You can design a driver or application that uses the serial I/O request interface to communicate with a peripheral device connected to a serial port. A serial port is a hardware communication interface on a serial controller, which is a 16550 UART or compatible device. To control a serial port to which a peripheral device is permanently connected, you can design a custom serial controller driver that works with version 2 of the serial framework extension (SerCx2), which replaces version 1 (SerCx).
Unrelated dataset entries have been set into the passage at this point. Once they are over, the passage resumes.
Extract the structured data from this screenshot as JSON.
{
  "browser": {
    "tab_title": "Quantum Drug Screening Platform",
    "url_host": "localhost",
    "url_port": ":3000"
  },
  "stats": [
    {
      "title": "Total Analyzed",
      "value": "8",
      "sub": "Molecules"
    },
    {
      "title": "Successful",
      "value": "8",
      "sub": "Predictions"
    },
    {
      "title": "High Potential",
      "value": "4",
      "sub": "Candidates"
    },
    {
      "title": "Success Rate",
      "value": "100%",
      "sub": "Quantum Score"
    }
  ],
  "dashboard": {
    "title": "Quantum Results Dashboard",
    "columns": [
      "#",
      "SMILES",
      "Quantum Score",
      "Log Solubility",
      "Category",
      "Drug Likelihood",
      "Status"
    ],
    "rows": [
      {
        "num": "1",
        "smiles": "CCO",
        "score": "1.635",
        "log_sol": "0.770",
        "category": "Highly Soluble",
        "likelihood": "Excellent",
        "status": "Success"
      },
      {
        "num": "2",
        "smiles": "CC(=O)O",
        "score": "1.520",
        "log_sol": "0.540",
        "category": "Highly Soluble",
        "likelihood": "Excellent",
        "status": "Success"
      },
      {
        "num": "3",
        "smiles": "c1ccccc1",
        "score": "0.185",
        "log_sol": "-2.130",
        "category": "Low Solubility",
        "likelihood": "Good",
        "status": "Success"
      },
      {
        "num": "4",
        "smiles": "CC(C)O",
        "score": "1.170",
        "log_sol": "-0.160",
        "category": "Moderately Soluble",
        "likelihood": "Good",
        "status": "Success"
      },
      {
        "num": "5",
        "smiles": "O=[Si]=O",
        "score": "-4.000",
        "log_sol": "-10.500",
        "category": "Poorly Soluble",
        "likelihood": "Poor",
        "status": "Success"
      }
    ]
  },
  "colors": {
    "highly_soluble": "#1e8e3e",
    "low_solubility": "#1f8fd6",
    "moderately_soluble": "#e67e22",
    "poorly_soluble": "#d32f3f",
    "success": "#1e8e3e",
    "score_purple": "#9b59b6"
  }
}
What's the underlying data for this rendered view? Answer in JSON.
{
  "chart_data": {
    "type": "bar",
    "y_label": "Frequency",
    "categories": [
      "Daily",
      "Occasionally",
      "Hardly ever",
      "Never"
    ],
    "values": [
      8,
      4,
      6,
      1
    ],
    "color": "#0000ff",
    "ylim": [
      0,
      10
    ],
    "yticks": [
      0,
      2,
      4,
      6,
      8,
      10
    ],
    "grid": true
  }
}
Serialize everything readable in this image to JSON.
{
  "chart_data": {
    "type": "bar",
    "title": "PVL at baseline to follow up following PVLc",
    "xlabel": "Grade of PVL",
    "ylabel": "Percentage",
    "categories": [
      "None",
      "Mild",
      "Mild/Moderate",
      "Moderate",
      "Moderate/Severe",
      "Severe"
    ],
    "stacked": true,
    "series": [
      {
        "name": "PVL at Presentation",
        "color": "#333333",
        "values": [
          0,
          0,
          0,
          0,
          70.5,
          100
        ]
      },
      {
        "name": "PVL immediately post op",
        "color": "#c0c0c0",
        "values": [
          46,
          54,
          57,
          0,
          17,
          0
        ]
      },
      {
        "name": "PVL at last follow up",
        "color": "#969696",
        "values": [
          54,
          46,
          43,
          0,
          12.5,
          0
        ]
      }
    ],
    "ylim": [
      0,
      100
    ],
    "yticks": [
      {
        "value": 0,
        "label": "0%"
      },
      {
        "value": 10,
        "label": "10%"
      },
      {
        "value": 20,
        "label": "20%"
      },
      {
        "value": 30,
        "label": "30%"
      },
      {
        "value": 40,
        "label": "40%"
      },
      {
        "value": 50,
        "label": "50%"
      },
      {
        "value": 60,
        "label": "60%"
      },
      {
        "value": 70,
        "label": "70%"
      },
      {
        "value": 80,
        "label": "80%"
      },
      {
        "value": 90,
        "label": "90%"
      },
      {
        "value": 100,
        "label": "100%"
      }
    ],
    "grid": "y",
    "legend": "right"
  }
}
In older versions of Windows, a named serial COM port located on the case of a PC, the inbox Serial.sys and Serenum.sys drivers were used.

Note

This topic describes programming traditional COM ports. For information on USB attached serial ports, see USB serial driver (Usbser.sys).

SerCx2

You can write a serial controller driver that works together with version 2 of the serial framework extension (SerCx2) to manage a serial controller. You can also write a peripheral driver for a peripheral device that is connected to a port on a serial controller that is jointly managed by SerCx2 and a serial controller driver. This peripheral driver uses the serial I/O request interface to transfer data to and from the device. An extension-based serial controller driver handles all hardware-specific tasks for the serial controller, but uses SerCx2 to perform many system tasks that are common to all serial controllers. SerCx2 is a system-supplied component starting with Windows 8.1.

SerCx2 relieves the serial controller driver of the processing work required to manage time-outs, and to coordinate I/O transactions that compete for access to the serial controller. As a result, the serial controller driver is smaller and simpler. The hardware vendor for the serial controller supplies an extension-based serial controller driver that manages the hardware-specific functions in the serial controller, and that relies on SerCx2 to perform generic serial-controller tasks. This driver communicates with SerCx2 through the SerCx2 device driver interface.